AI Math Showdown: OpenAI and Google Both Earn Gold, Neither Laps the Other

Share
AI Math Showdown: OpenAI and Google Both Earn Gold, Neither Laps the Other

In a remarkable display of artificial intelligence, both OpenAI and Google DeepMind have clinched gold-medal scores on the 2025 International Math Olympiad (IMO) — one of the most demanding high school math contests in the world.

Breaking Through Complex Problem-Solving

This year's IMO challenge was tackled by “informal” AI models capable of reading problems in natural language and producing step-by-step proofs — no specialized coding or formatting required. Impressively, both companies' systems correctly solved five out of six problems, outperforming most human competitors and even besting Google's previous formal system that won silver last year.

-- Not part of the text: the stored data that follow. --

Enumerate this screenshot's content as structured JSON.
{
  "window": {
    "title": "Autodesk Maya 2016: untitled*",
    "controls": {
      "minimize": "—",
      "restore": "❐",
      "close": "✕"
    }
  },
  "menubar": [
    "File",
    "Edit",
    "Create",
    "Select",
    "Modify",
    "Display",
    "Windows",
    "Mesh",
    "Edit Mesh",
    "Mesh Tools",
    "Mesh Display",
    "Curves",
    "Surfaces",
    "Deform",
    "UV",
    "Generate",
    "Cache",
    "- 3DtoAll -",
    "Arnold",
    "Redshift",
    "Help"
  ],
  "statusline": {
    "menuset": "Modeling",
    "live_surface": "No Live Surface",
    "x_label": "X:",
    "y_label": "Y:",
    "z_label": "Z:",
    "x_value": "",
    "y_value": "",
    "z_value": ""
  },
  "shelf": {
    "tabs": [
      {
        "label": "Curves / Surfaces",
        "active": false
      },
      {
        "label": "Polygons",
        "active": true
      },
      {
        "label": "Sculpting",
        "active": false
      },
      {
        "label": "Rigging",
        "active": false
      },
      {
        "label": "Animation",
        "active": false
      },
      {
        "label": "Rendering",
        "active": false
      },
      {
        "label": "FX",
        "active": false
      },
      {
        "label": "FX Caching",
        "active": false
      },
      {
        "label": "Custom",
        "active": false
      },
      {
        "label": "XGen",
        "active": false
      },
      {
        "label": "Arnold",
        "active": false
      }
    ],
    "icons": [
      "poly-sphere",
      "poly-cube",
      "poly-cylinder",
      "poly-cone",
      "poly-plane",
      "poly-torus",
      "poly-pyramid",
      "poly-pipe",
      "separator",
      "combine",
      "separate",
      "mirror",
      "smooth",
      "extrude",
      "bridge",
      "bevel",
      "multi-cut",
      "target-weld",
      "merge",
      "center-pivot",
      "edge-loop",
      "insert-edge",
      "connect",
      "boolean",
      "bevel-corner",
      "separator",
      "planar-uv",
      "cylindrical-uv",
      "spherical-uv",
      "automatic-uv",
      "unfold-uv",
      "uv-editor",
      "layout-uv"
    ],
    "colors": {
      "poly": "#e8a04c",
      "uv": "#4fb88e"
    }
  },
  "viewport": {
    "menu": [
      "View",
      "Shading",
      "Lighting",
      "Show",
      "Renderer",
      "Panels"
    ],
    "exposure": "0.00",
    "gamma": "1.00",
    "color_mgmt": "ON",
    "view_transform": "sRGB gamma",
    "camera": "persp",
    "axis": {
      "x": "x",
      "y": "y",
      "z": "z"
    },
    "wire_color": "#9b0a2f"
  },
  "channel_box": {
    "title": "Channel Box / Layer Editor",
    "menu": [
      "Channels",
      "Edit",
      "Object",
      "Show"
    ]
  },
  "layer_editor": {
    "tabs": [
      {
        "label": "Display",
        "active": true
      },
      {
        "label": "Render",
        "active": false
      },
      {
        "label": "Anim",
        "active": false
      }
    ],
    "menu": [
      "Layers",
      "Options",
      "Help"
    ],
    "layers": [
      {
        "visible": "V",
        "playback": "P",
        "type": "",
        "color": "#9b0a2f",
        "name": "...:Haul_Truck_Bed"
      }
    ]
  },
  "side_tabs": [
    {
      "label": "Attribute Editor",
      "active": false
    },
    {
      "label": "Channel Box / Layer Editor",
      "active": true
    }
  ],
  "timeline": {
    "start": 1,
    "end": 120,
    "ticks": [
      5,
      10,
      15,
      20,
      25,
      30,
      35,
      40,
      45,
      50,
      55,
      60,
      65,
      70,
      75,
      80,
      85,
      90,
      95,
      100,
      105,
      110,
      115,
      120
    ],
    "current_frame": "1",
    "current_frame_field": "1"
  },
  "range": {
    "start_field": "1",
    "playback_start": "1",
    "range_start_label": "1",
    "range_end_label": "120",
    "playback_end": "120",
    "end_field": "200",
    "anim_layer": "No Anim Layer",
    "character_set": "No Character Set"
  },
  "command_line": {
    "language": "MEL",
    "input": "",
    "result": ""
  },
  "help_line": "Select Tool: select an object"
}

A Signal of AI Reasoning Maturity

The achievement highlights how advanced AI reasoning skills have become. While AI has excelled at structured tasks like straightforward computation and coding, handling ambiguous, proof-based problems without a strict answer key marks a new level of sophistication.

A Clash Over Timing and Transparency

Despite shared success, tensions arose between the two AI giants over the announcement process. Google's DeepMind deliberately waited until official IMO grading was confirmed, aligning releases to avoid overshadowing students — a decision CEO Demis Hassabis emphasized publicly.

OpenAI, by contrast, released its gold-medal results earlier after having independent former medalists validate its performance. According to OpenAI, the IMO organizers asked the company to wait until competitors received their awards — a request they honored before their announcement.

This friendly rivalry demonstrates that both OpenAI and Google are neck-and-neck in conquering complex reasoning benchmarks. With AI models rapidly closing gaps in sophisticated domains like informal proofs, the race for next-generation AI capabilities is clearly still wide open.